Sunday, February 23, 2014

The Simple Tale of Ryann

     Sometimes, though I am extremely fond of huge long books, I enjoy the novella or even an occasional short story. Short stories and novellas must be excellent at the beginning, through the middle, and at the end in a way that novels can slide a bit on.  If a good novel has a few scenes that aren't quite on point, as long as they are well written, the reader won't be too phased. The novella and especially the short story doesn't have that luxury. Every word must count. Like writing an opinion piece for a newspaper, each sentence must carry meaning. Flash fiction is even more demanding because it must carry the plot and meaning in each word choice.  I like long novels because they have the time to give back stories or give lessons about plants and herbs (think Clan of the Cave Bear or Heir to Power) or weave several stories and plots together (think Lord of the Rings) as long as the stuff is interestingly written. Short stories have other strengths: Clean straight-line plots; no long winded rabbit-hole paths; no huge cast of characters to remember. One of my favorite stories, Monument by Lloyd Biggle, Jr., was one that I read  in a condensed form which allowed the point of the story to be sharper.  I enjoyed the longer version but the short version hit home so much better. To give you a taste of the various stories written in shorter forms my next few reviews will be short books, novella, and short novels beginning with Ryann by Paul Dorset.

by Paul Dorset
Words: 28,970
Language: English
ISBN: 9781476361895

About the book:

Ryann is a young girl who lives as a sclava, an indentured servant whose life at the castle is threatened not just from the hard work and little food but also by the sadistic son of the castle's Lord. Sclava's are paid but their food, housing, and clothing are deducted  from that pay making it almost impossible for them to save enough money to buy themselves out of servitude. But there is another way, for those who are brave enough and trained enough to try it.

My Take:

      This short novel is delicious fun and one I would have loved as a young girl, especially during my fairytale years. With the castle, Lord, evil powerful enemy, and swordplay, the whole story fits right in with the better known fairytales. There are lessons to be learned and evil to overcome
     The story is a straightforward tale with a heroine who grows into her strength as the story moves. Dorset does a fantastic job of developing a believable world that is easy to slip into, allowing the reader to become part of the story. Not only is the world he creates complete, the characters are interesting and sympathetic.

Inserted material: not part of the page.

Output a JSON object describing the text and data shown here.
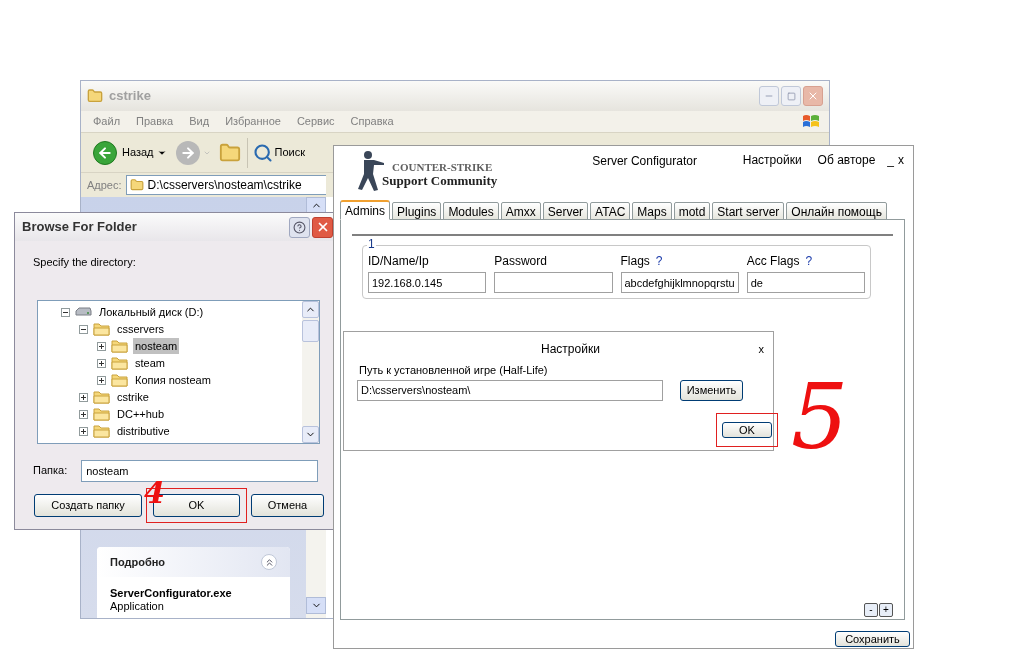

Once, a reader told me she liked the fact that a certain author wasn't afraid to kill off her characters.  The same can be said for Dorset who seems to understand the tension built with this mechanism and he is not afraid to use it.I loved the way Dorset wound the strengths and the weaknesses of Ryann into a girl I wanted to know more about. Even after the story ended, I wanted to read more about her life. Thankfully there is another book in this series. 

My recommendation:
  This is a great story for younger readers who love fairytales or similar writings. All ages are likely to love this story. There is some death like original fairytales but the story is chaste and appropriate for any reader from seven up.